As a first-generation Filipino-Canadian, there is a deep internalized pressure to live up to my parents’ expectations of academic and financial success — they often reminded us of the sacrifices they made to bring us to Canada. As a result, we were silenced from ever discussing low feelings of self-worth.

We were taught to stifle any signs of mental illness.

Explore the Subtle Asian Traits Facebook group and you’ll come across multiple discussions and satirical memes about mental health issues in Asian families being silenced or concealed. In many Asian households, conditions of depression, emotional abuse, body dysmorphia and addictive behaviour are not unusual within families.

The harmful cultural traits that shaped our upbringing have created long-term effects on mental wellbeing and personal development. Slut-shaming and body-shaming comments have echoed around my house since I was little.

Even this summer, my sisters and I can’t leave the house wearing shorts, a skirt or a tank top without being placed under a demeaning magnifying glass. We are shamed for showing too much skin, our bodies uncomfortably inspected for flaws.

Ongoing degradation alongside disciplinarian Asian culture as I quarantine at home prompts childhood trauma and memories of strict punishments involving public humiliation. Emotional and physical abuse is regarded as normal — an intergenerational issue of Filipino families perpetuating a culture of belittling their kids or neglecting mental well-being. Our parents too are the product of their own trauma and upbringing within toxic Filipino culture.

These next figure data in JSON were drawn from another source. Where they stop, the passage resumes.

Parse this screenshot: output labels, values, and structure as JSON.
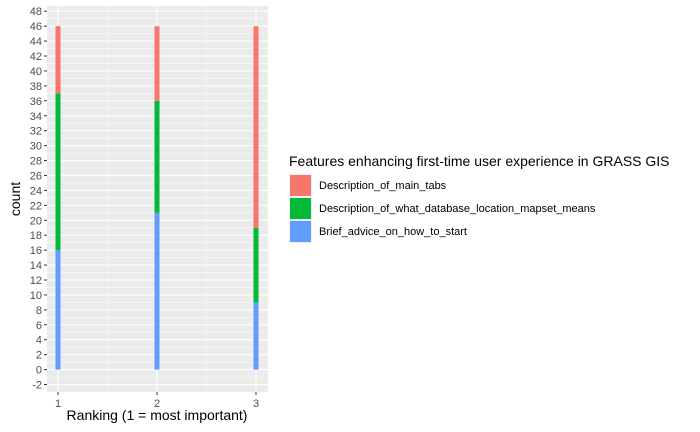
{
  "chart_data": {
    "type": "bar",
    "stacked": true,
    "categories": [
      "1",
      "2",
      "3"
    ],
    "xlabel": "Ranking (1 = most important)",
    "ylabel": "count",
    "ylim": [
      -2,
      48
    ],
    "yticks": [
      -2,
      0,
      2,
      4,
      6,
      8,
      10,
      12,
      14,
      16,
      18,
      20,
      22,
      24,
      26,
      28,
      30,
      32,
      34,
      36,
      38,
      40,
      42,
      44,
      46,
      48
    ],
    "grid": true,
    "legend": {
      "title": "Features enhancing first-time user experience in GRASS GIS",
      "placement": "right"
    },
    "series": [
      {
        "name": "Brief_advice_on_how_to_start",
        "color": "#619CFF",
        "values": [
          16,
          21,
          9
        ]
      },
      {
        "name": "Description_of_what_database_location_mapset_means",
        "color": "#00BA38",
        "values": [
          21,
          15,
          10
        ]
      },
      {
        "name": "Description_of_main_tabs",
        "color": "#F8766D",
        "values": [
          9,
          10,
          27
        ]
      }
    ],
    "legend_order": [
      "Description_of_main_tabs",
      "Description_of_what_database_location_mapset_means",
      "Brief_advice_on_how_to_start"
    ],
    "colors": {
      "panel": "#EBEBEB",
      "grid": "#FFFFFF",
      "tick": "#333333",
      "text": "#4D4D4D"
    }
  }
}
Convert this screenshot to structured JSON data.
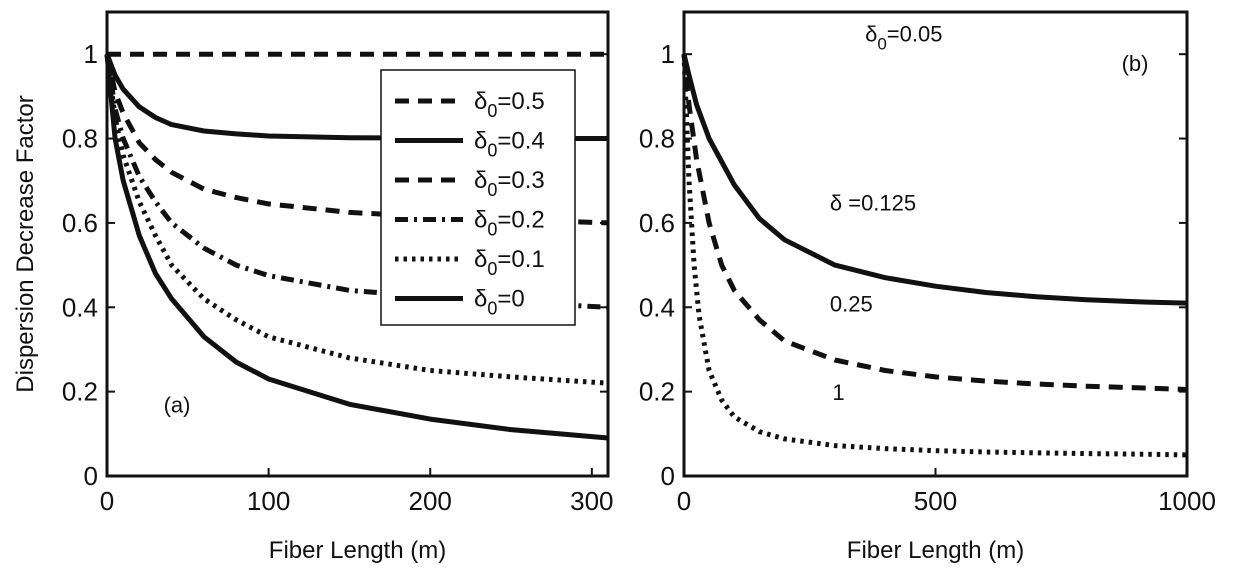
{
  "chart_data": [
    {
      "panel_label": "(a)",
      "type": "line",
      "xlabel": "Fiber Length (m)",
      "ylabel": "Dispersion Decrease Factor",
      "xlim": [
        0,
        310
      ],
      "ylim": [
        0,
        1.1
      ],
      "xticks": [
        "0",
        "100",
        "200",
        "300"
      ],
      "yticks": [
        "0",
        "0.2",
        "0.4",
        "0.6",
        "0.8",
        "1"
      ],
      "grid": false,
      "legend": {
        "position": "top-right",
        "subscript": "0"
      },
      "series": [
        {
          "name": "δ0=0.5",
          "legend_symbol": "δ",
          "legend_value": "=0.5",
          "style": "dashed",
          "x": [
            0,
            10,
            20,
            40,
            60,
            80,
            100,
            150,
            200,
            250,
            310
          ],
          "y": [
            1.0,
            1.0,
            1.0,
            1.0,
            1.0,
            1.0,
            1.0,
            1.0,
            1.0,
            1.0,
            1.0
          ]
        },
        {
          "name": "δ0=0.4",
          "legend_symbol": "δ",
          "legend_value": "=0.4",
          "style": "solid",
          "x": [
            0,
            5,
            10,
            20,
            30,
            40,
            60,
            80,
            100,
            150,
            200,
            250,
            310
          ],
          "y": [
            1.0,
            0.95,
            0.917,
            0.875,
            0.85,
            0.833,
            0.818,
            0.811,
            0.806,
            0.802,
            0.801,
            0.8,
            0.8
          ]
        },
        {
          "name": "δ0=0.3",
          "legend_symbol": "δ",
          "legend_value": "=0.3",
          "style": "dashed",
          "x": [
            0,
            5,
            10,
            20,
            30,
            40,
            60,
            80,
            100,
            150,
            200,
            250,
            310
          ],
          "y": [
            1.0,
            0.91,
            0.86,
            0.79,
            0.75,
            0.72,
            0.68,
            0.66,
            0.645,
            0.625,
            0.615,
            0.608,
            0.6
          ]
        },
        {
          "name": "δ0=0.2",
          "legend_symbol": "δ",
          "legend_value": "=0.2",
          "style": "dashdot",
          "x": [
            0,
            5,
            10,
            20,
            30,
            40,
            60,
            80,
            100,
            150,
            200,
            250,
            310
          ],
          "y": [
            1.0,
            0.87,
            0.8,
            0.71,
            0.65,
            0.6,
            0.54,
            0.5,
            0.475,
            0.44,
            0.425,
            0.412,
            0.4
          ]
        },
        {
          "name": "δ0=0.1",
          "legend_symbol": "δ",
          "legend_value": "=0.1",
          "style": "dotted",
          "x": [
            0,
            5,
            10,
            20,
            30,
            40,
            60,
            80,
            100,
            150,
            200,
            250,
            310
          ],
          "y": [
            1.0,
            0.85,
            0.76,
            0.65,
            0.57,
            0.5,
            0.42,
            0.37,
            0.33,
            0.28,
            0.25,
            0.235,
            0.22
          ]
        },
        {
          "name": "δ0=0",
          "legend_symbol": "δ",
          "legend_value": "=0",
          "style": "solid",
          "x": [
            0,
            5,
            10,
            20,
            30,
            40,
            60,
            80,
            100,
            150,
            200,
            250,
            310
          ],
          "y": [
            1.0,
            0.8,
            0.7,
            0.57,
            0.48,
            0.42,
            0.33,
            0.27,
            0.23,
            0.17,
            0.135,
            0.11,
            0.09
          ]
        }
      ],
      "annotations": [
        {
          "text": "(a)",
          "x": 35,
          "y": 0.15
        }
      ]
    },
    {
      "panel_label": "(b)",
      "type": "line",
      "xlabel": "Fiber Length (m)",
      "ylabel": "",
      "xlim": [
        0,
        1000
      ],
      "ylim": [
        0,
        1.1
      ],
      "xticks": [
        "0",
        "500",
        "1000"
      ],
      "yticks": [
        "0",
        "0.2",
        "0.4",
        "0.6",
        "0.8",
        "1"
      ],
      "grid": false,
      "series": [
        {
          "label": "δ =0.125",
          "style": "solid",
          "x": [
            0,
            10,
            25,
            50,
            100,
            150,
            200,
            300,
            400,
            500,
            600,
            700,
            800,
            900,
            1000
          ],
          "y": [
            1.0,
            0.95,
            0.88,
            0.8,
            0.69,
            0.61,
            0.56,
            0.5,
            0.47,
            0.45,
            0.435,
            0.425,
            0.418,
            0.413,
            0.41
          ]
        },
        {
          "label": "0.25",
          "style": "dashed",
          "x": [
            0,
            10,
            25,
            50,
            75,
            100,
            150,
            200,
            300,
            400,
            500,
            600,
            700,
            800,
            900,
            1000
          ],
          "y": [
            1.0,
            0.88,
            0.75,
            0.6,
            0.5,
            0.44,
            0.37,
            0.32,
            0.275,
            0.25,
            0.235,
            0.225,
            0.218,
            0.213,
            0.209,
            0.205
          ]
        },
        {
          "label": "1",
          "style": "dotted",
          "x": [
            0,
            5,
            10,
            20,
            30,
            50,
            75,
            100,
            150,
            200,
            300,
            400,
            500,
            600,
            700,
            800,
            900,
            1000
          ],
          "y": [
            1.0,
            0.85,
            0.7,
            0.5,
            0.38,
            0.25,
            0.18,
            0.14,
            0.105,
            0.088,
            0.072,
            0.065,
            0.06,
            0.057,
            0.055,
            0.053,
            0.052,
            0.05
          ]
        }
      ],
      "annotations": [
        {
          "text": "δ",
          "sub": "0",
          "text2": "=0.05",
          "x": 360,
          "y": 1.03
        },
        {
          "text": "(b)",
          "x": 870,
          "y": 0.96
        },
        {
          "text": "δ =0.125",
          "x": 290,
          "y": 0.63
        },
        {
          "text": "0.25",
          "x": 290,
          "y": 0.39
        },
        {
          "text": "1",
          "x": 295,
          "y": 0.18
        }
      ]
    }
  ]
}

Yet I have unconditional love for my family, who are an essential part of my life. I am thankful for my parents, whose tremendous hard work has blessed me with this life in Canada. Yet as a young woman, the life-long shaming and stigma around mental illness left me with a heaviness of insecurity, self-doubt and ultimately loneliness. It battered me numb and kept me up at night when I was alone in the dark with my self-destructive thoughts.

Being in such proximity to the source of my stress and trauma has driven me to disengage to improve my mental health. My family viewed these boundaries as disrespect. This environment made the transition from self-hatred to self-love extremely difficult. Even though it became crucial for me to spend time alone away from my family, it also was becoming detrimental to sit in a harrowing loneliness of my own making.

Total separation from my problems wasn’t the key to improving my mental health. I realized that refusing to address the shadows of the past haunting my present mental well-being was not going to change my situation. My problems would not be solved simply by isolating myself and hiding in my bedroom.

As I began educating myself more on the societal structures that shape Filipino culture and family dynamics, I have used my social agency to speak out and encourage conversation.

I want my family members to heal from the wounds that they have long concealed. I have learned that these feelings of loneliness during quarantine are best battled with self-expression.

As I continue to occupy myself through art and writing, I have also begun to open up about my mental health struggles to friends and relatives. In these new discussions that have arisen during self-isolation, I’ve discovered that I am not alone.

Many others are experiencing similar situations. To unlearn these self-destructive attitudes, I found that it’s okay to distance myself from culturally induced family dysfunction, to find support from external relationships and pursue more experiences that freely embrace my authentic self.